What is inspiring is the healing
that is happening around the country. Earlier this year, 200 people gathered at
the Chicago Theological Seminary for an extraordinary day of racial healing.
People of all races, genders, religions and ethnicities, gathered in healing
circles to share their "truths" on the racism they endured or
consciously or unconsciously unleashed on others. The healing circles were
sanctuaries for truth-telling, and helped people see one another, acknowledge
differences and begin to build authentic relationships.
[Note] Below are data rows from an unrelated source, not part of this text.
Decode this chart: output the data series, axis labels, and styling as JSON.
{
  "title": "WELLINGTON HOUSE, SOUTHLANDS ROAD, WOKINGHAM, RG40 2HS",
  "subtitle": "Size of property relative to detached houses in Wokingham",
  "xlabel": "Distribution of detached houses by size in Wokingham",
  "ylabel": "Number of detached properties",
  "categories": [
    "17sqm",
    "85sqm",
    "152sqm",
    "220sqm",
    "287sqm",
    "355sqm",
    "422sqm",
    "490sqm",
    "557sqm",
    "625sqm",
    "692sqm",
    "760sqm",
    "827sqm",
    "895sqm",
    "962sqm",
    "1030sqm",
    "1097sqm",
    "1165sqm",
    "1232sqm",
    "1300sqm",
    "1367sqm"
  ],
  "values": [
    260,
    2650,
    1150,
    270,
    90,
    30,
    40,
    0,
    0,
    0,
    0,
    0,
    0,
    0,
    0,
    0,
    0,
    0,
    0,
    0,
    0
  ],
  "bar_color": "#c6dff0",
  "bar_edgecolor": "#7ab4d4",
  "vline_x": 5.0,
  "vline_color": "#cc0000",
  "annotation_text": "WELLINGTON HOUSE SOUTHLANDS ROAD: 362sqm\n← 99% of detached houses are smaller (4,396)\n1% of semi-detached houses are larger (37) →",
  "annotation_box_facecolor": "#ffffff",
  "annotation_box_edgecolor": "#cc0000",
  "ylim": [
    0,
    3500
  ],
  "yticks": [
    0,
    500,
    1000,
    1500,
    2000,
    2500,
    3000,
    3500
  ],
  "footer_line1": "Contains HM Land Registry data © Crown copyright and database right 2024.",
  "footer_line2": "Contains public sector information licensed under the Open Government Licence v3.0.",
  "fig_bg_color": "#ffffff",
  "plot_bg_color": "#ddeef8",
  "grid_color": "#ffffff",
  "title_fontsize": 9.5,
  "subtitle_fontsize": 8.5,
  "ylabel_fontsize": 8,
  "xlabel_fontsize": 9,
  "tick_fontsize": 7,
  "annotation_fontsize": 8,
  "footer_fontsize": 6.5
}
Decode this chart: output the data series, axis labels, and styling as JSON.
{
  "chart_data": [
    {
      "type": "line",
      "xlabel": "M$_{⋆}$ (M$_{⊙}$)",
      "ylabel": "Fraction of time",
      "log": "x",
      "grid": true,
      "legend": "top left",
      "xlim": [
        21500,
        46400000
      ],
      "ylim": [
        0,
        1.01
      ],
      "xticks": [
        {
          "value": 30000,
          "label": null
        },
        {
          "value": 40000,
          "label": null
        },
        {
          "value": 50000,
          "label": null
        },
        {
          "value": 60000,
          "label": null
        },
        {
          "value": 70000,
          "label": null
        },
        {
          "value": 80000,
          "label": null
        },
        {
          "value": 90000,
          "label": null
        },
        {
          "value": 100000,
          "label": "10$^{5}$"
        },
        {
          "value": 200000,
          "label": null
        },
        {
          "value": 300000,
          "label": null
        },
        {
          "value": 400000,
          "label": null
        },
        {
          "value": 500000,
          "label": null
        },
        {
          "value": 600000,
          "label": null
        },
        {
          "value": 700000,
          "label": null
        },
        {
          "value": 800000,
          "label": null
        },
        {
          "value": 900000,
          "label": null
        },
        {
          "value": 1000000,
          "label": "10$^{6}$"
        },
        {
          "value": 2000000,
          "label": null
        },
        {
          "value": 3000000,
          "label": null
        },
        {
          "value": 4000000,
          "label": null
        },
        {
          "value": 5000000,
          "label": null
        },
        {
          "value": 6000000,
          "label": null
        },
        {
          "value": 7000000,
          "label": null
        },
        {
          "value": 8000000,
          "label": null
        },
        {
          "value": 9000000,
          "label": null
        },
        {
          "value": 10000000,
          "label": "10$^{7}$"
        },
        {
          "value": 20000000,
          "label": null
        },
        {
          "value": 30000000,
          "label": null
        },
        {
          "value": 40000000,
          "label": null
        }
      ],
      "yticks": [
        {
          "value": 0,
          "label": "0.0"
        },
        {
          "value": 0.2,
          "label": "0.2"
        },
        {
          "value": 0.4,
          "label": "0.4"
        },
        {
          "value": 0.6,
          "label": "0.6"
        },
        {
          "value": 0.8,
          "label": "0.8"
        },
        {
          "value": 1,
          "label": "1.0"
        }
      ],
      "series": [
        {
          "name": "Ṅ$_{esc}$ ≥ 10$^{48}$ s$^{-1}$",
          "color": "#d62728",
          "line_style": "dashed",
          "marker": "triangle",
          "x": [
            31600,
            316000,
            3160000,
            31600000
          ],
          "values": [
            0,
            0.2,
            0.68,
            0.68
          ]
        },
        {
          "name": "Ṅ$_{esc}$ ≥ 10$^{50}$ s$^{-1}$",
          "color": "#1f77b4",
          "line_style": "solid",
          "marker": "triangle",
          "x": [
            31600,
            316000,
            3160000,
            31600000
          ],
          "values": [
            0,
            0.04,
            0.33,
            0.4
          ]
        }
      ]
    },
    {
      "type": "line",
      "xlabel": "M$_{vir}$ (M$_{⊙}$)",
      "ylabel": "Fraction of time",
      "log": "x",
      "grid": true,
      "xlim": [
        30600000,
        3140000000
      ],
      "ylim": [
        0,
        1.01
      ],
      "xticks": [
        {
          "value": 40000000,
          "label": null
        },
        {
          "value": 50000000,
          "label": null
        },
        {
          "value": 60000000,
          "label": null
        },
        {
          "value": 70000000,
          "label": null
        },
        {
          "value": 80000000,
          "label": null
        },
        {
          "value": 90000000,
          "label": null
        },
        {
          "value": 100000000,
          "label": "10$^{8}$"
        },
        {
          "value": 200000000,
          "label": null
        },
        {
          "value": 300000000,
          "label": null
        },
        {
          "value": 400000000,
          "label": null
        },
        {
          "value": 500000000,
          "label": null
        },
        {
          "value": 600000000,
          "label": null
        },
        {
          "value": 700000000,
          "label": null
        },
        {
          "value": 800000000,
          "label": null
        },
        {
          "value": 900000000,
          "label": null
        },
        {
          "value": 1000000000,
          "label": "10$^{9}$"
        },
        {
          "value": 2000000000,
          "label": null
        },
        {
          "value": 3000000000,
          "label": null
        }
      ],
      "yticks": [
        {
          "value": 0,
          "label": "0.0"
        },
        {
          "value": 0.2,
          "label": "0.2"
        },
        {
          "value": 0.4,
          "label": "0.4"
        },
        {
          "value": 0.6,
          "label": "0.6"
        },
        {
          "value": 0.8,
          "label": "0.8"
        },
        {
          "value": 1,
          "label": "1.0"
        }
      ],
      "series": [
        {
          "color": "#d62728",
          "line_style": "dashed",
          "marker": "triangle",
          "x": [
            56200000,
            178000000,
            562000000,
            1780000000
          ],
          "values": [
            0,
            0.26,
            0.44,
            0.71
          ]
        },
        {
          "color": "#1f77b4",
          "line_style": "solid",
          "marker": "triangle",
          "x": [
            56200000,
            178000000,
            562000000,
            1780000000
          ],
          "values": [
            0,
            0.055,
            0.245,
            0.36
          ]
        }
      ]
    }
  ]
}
WKKF, through our Truth, Racial
Healing & Transformation (TRHT) framework, is supporting racial healing in
the 14 places where the TRHT is being implemented. Since 2010, when our
America Healing initiative launched, WKKF has actively promoted racial healing
and supported racial healing practitioners who are available to help
communities, concluding that:
*Racial healing accelerates human
capacity for resilience, truly embracing one another and reconnecting many
people who previously had their identities denied back to their roots, culture,
language and rituals.
*The focus of racial healing is
our "collective humanity," and lifting up that which unites us rather
than that which divides us, while discovering, respecting and indeed honoring
our unique experiences.
*Racial healing will facilitate narrative
change, which will help everyone in communities articulate the truth about
their collective histories and be exposed to full, complete and accurate
representations of themselves and their communities.
Communities must heal so they can
grow. Let's heal and build sustainable progress neighbor by neighbor, community
by community to transform America so all children can have a brighter future.